Speaking of dating, it's nonexistent for me unfortunately. I don't know if I've just given up on thinking I will actually find someone compatible to me or if I'm just frustrated with all the loser girls in this world. I know what I want and I'm not making any exceptions again. I sit at home and play video games 90% of my free time. It's what I do. It's what I enjoy. So I need to find someone that likes to do that also. Only our chances of meeting each other is in that 10% we both aren't sitting at home playing games. I'm sure Jason could come up with some kind of formula to calculate the odds of the two of us meeting. My guess is it's around 5%. But then there's the barrier I have with my shyness. Which actually does get on my nerves. I don't like being shy. I honestly don't know if it's me being shy or if it's something else. When I'm around most people I just don't have anything to say at all. I try to come up with something to say but nothing comes to mind. And the more I concentrate on trying to find something to talk about the more nervous I get which in return keeps me quiet.

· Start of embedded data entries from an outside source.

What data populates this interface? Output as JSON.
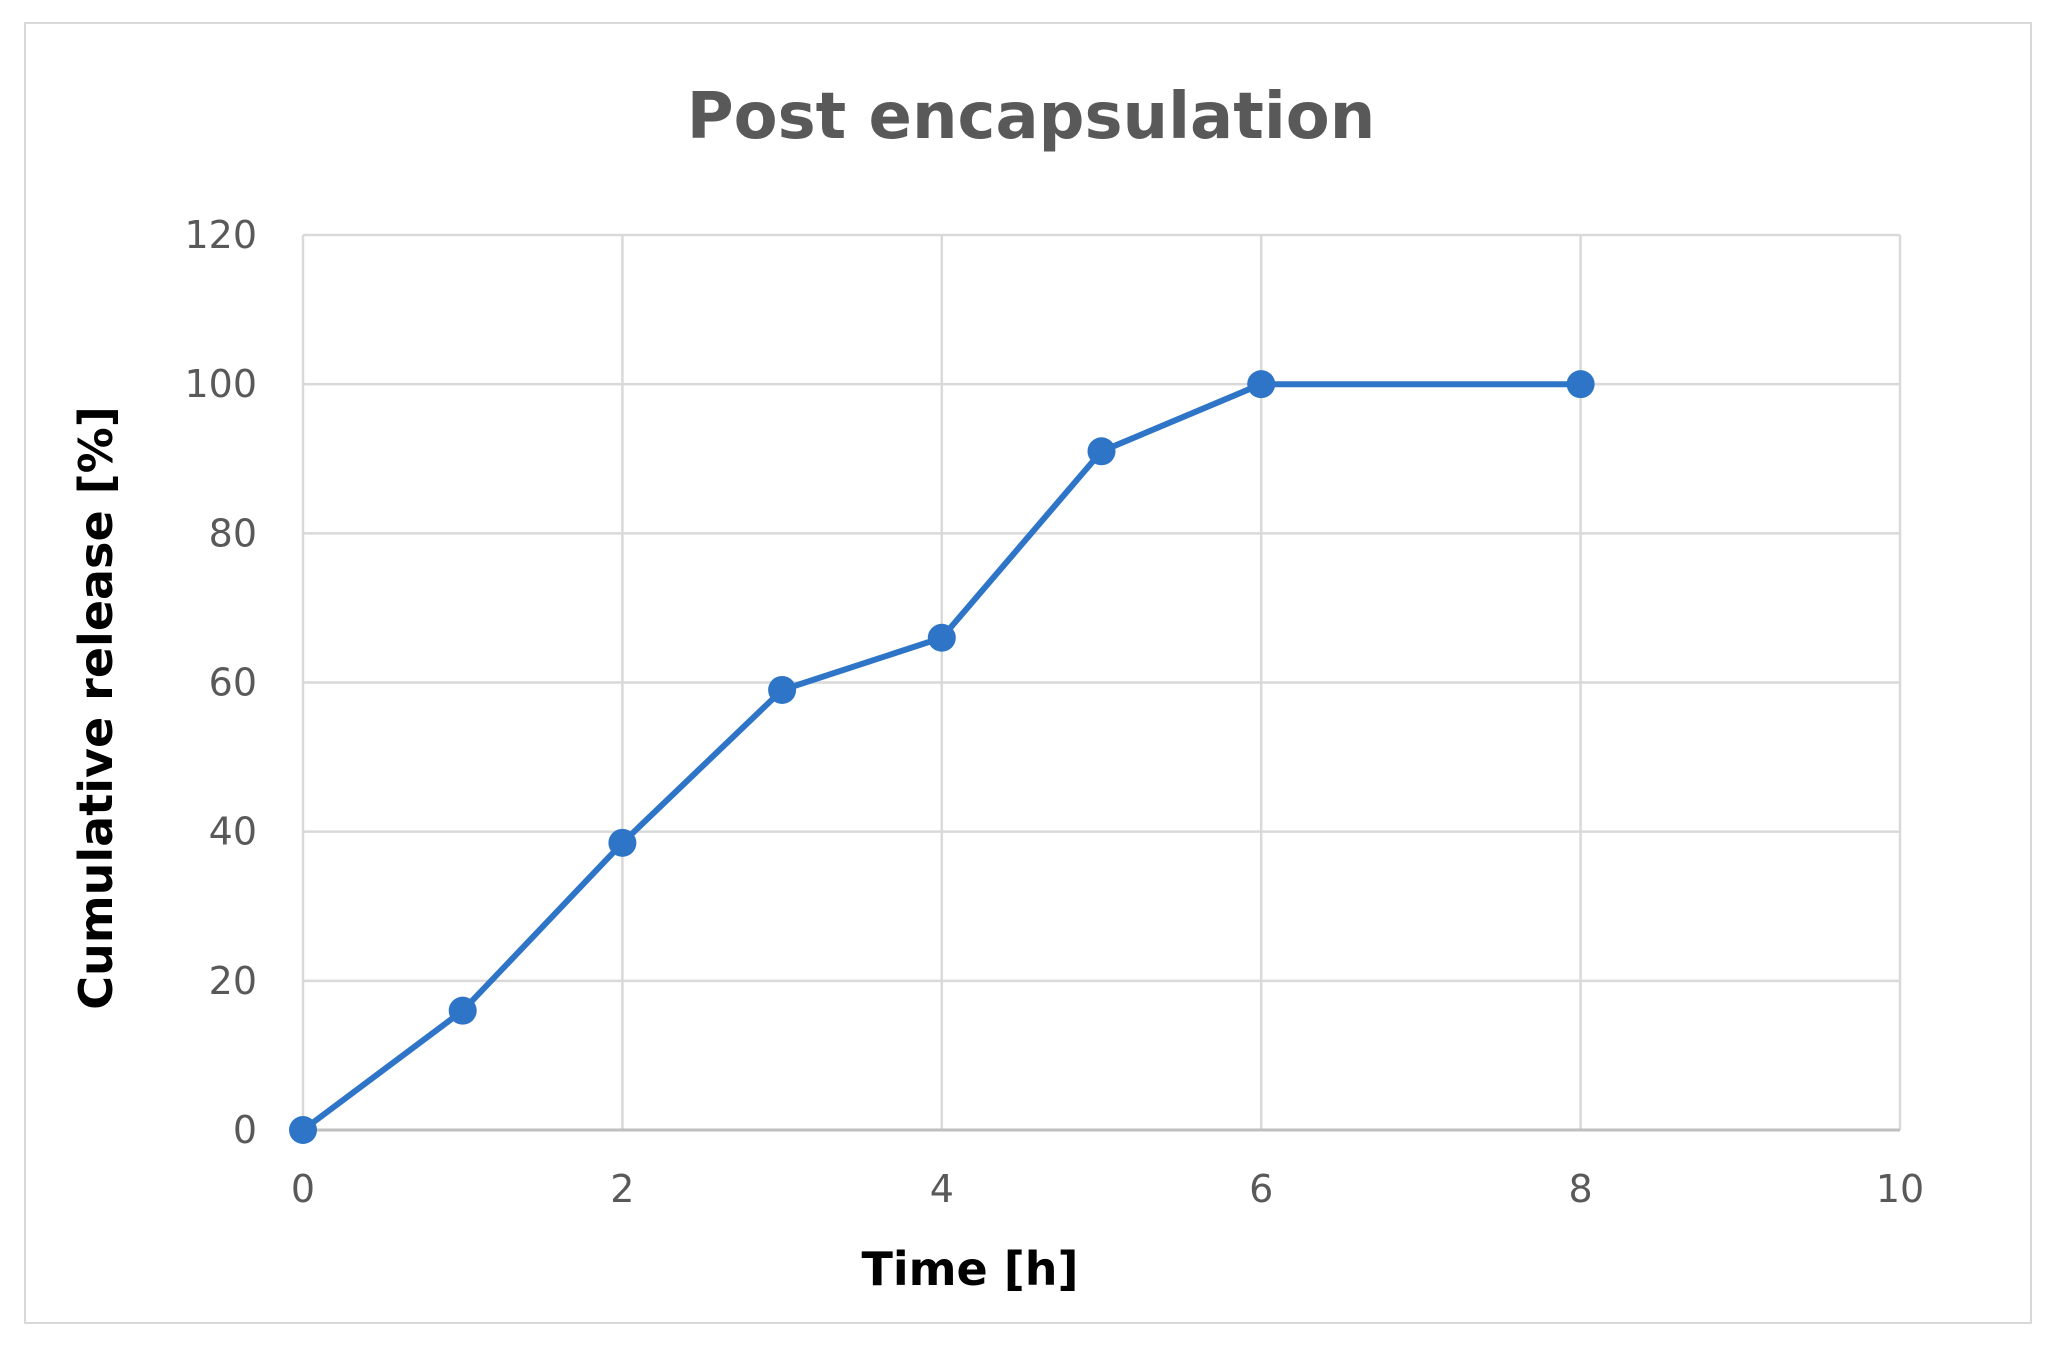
{
  "chart_data": {
    "type": "line",
    "title": "Post encapsulation",
    "xlabel": "Time [h]",
    "ylabel": "Cumulative release [%]",
    "xlim": [
      0,
      10
    ],
    "ylim": [
      0,
      120
    ],
    "x_ticks": [
      "0",
      "2",
      "4",
      "6",
      "8",
      "10"
    ],
    "y_ticks": [
      "0",
      "20",
      "40",
      "60",
      "80",
      "100",
      "120"
    ],
    "grid": true,
    "legend": "none",
    "series": [
      {
        "color": "#2E75C8",
        "marker": "circle",
        "x": [
          0,
          1,
          2,
          3,
          4,
          5,
          6,
          8
        ],
        "y": [
          0,
          16,
          38.5,
          59,
          66,
          91,
          100,
          100
        ]
      }
    ]
  }
}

Some people I am very comfortable with and I can just be myself around. I don't consciously pick those people to be myself around. If I could pick, it would be everyone. So I don't know what the deal is with that.
I'm also afraid that I'm incapable of loving again. I've destroyed my own heart in a preemptive strike against being hurt again. First the girl I thought I loved breaks my heart. Then I make the decision to give up the greatest love a person can experience in hopes it is for the best. I cried when my relationship ended way back in the day after high school. I never shed a tear until I realized I wasn't going to be in my daughters life anymore. I wept when I honestly thought it wasn't possible for me to. Now, however, I believe nothing will get me to cry emotionally again. The closest thing I can imagine is losing an immediate family member. Even then it would depend on how they died.
I also have something I've been wanting to get off my chest for a long time now. I've been in love with Crystal since the day we first met. I can't even remember how many years ago that was but I still remember that day as clear as if it were happening right now. I think she may have felt the same about me too but it doesn't matter now. Our paths have been intertwined together at all the wrong times. Either I was dating someone and she was single. Then I was single and she was dating someone. Then she has a baby. Then I get married. Then she gets married. Then I have a baby. So it just never worked out for us. Then just the other day she brings me to my senses. How can I love her? I don't even know her. Maybe I was just in love with the thought of her. Afterall, she is the closest I've met to the perfect woman. At least I think so.
But anyway, my mind has gone blank now. I think I'll just go back to the couch, controller in hand.